下山的路轻松许多。回到半山腰的亭子,奶奶正拉着我妈的手说话,看到我们回来,尤其是看到梨簇手腕上那串深褐色的菩提,脸上笑开了花:“哎哟,戴着正好!好看!菩萨会保佑我们小黎的!”
梨簇有些不自在地缩了缩手腕,想把袖子往下拉盖住佛珠,但最终只是低低“嗯”了一声。
夕阳西下,给灵隐寺的黄墙黛瓦镀上了一层温暖的金边。巨大的香炉里香火依旧鼎盛,青烟笔直地升向暮色渐合的天空。我们一行人沿着来时的路,缓缓向山门外走去。
梵钟再次敲响,悠长的钟声回荡在群山之间,余韵袅袅。那声音仿佛能穿透皮囊,直抵心灵深处,带来一种奇异的安宁。奶奶的脚步都显得轻快了许多,脸上带着心愿已了的满足。
梨簇走在奶奶身边,依旧沉默,但紧蹙的眉头似乎舒展了一些。他偶尔会抬起手腕,看看那串在暮色中显得更加温润的菩提子,指尖轻轻拂过一颗颗珠子。夕阳的余晖勾勒着他年轻而略显单薄的侧影,腕上的深褐菩提仿佛成了连接他与这“家”的、一道微弱却真实的光。
回程的车里,气氛比来时松弛了许多。奶奶大概是累了,靠着椅背闭目养神。黎簇坐在窗边,头微微偏向窗外飞逝的暮色,不知在想什么。暮光勾勒着他清瘦的轮廓,手腕上那串深褐色的星月菩提,在昏暗中泛着温润内敛的光泽。
车厢里很安静。胖子开了点舒缓的音乐,是古琴曲,淙淙如流水,涤荡着一天的喧嚣与心绪。闷油瓶依旧闭目养神,侧脸沉静。我靠在后座,看着窗外杭州城逐渐亮起的万家灯火,像散落在地上的星河。手腕上的紫檀佛珠贴着皮肤,带着体温的微热,那沉甸甸的感觉似乎也随着这暮色和流淌的琴音,一点点化开了,不再那么冰冷刺骨。

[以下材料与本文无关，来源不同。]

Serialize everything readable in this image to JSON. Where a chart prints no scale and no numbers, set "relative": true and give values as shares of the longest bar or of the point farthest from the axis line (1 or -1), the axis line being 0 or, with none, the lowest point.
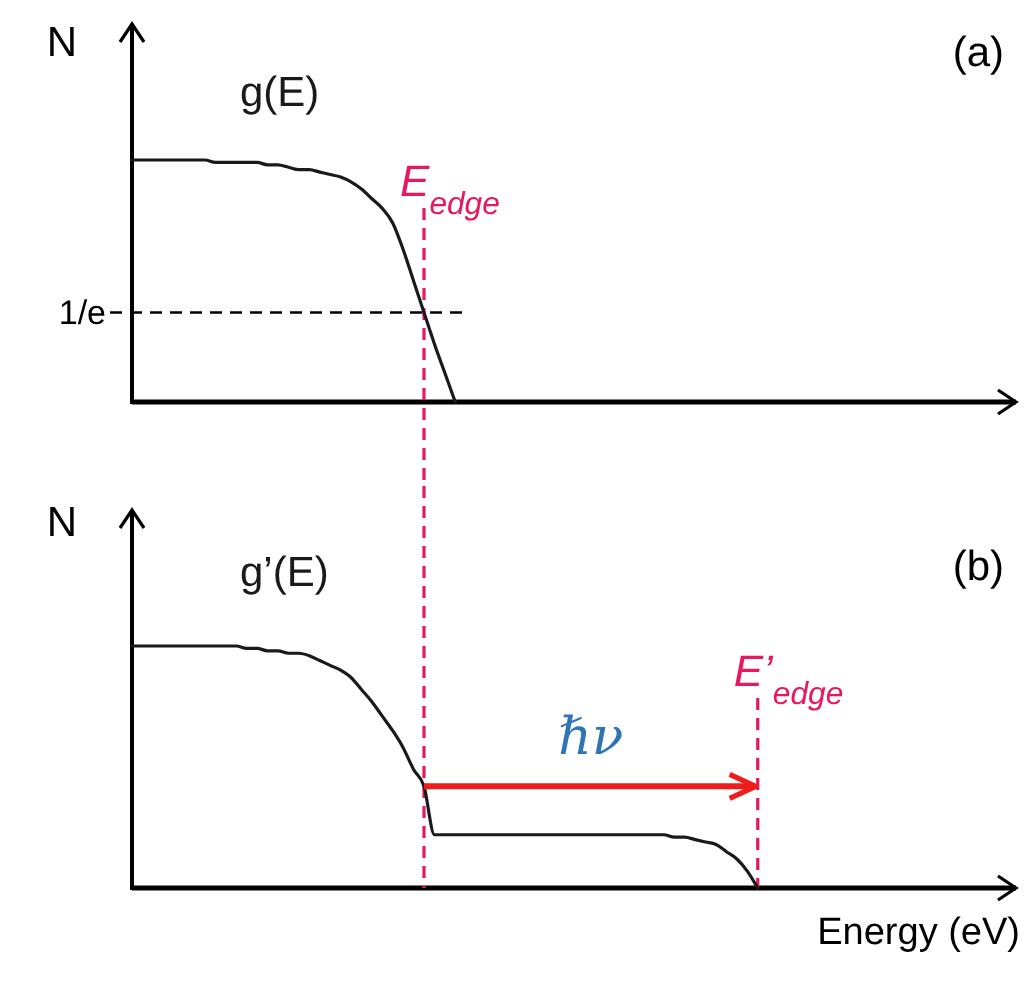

车子驶上高架,窗外是璀璨的城市夜景。梨簇似乎睡着了,头一点一点地靠在车窗上,呼吸变得均匀绵长。闭着眼的闷油瓶,却不知何时微微侧过了头,目光透过车内昏暗的光线,落在我搭在膝头的手上,落在那串颜色深沉的紫檀珠上。他的眼神很静,像月光下的深潭,看不出情绪,却带着一种专注的凝望。

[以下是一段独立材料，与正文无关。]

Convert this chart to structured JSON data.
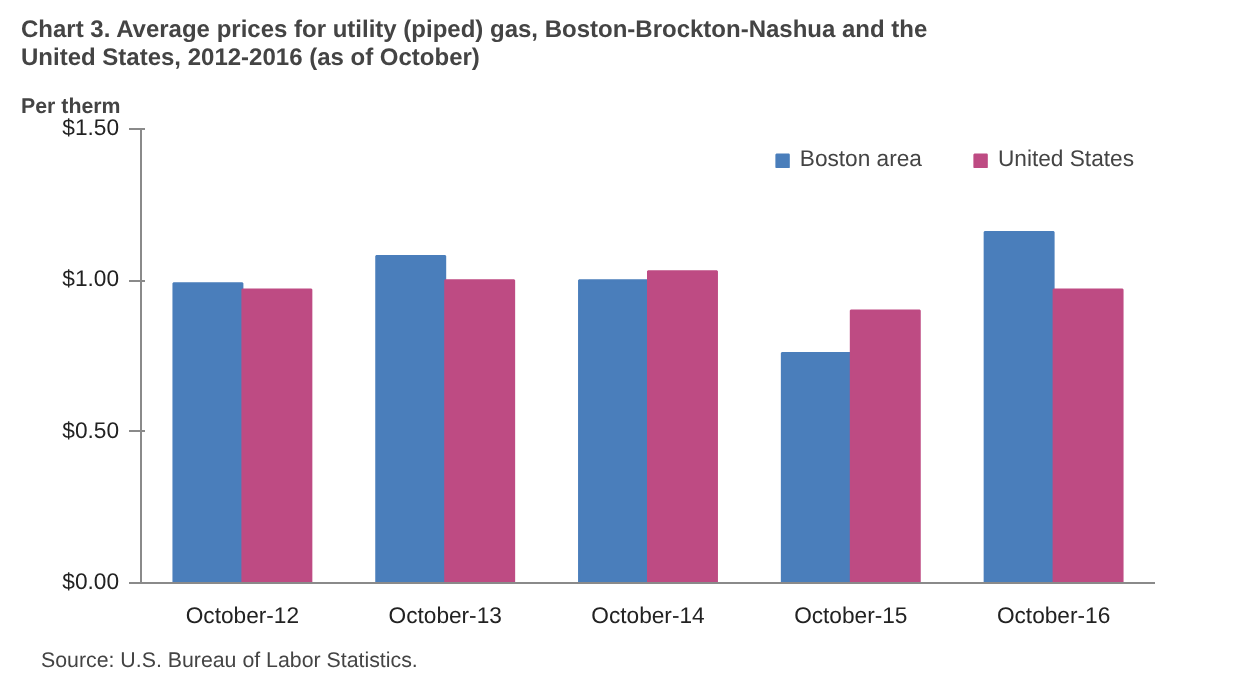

我的指尖无意识地捻动着一颗珠子,粗糙的木纹摩擦着指腹。这串珠子,曾经是绝望中唯一的浮木,是十年跋涉里无声的见证。它承载了太多血与火、生与死的记忆,那些在黑暗里独自咀嚼的恐惧,那些在绝境中嘶吼的不甘,那些对着虚空无声叩问的思念…都像烙印一样刻进了每一道木纹里。每一次捻动,都像是在翻阅一本浸透了血泪的、沉重的书。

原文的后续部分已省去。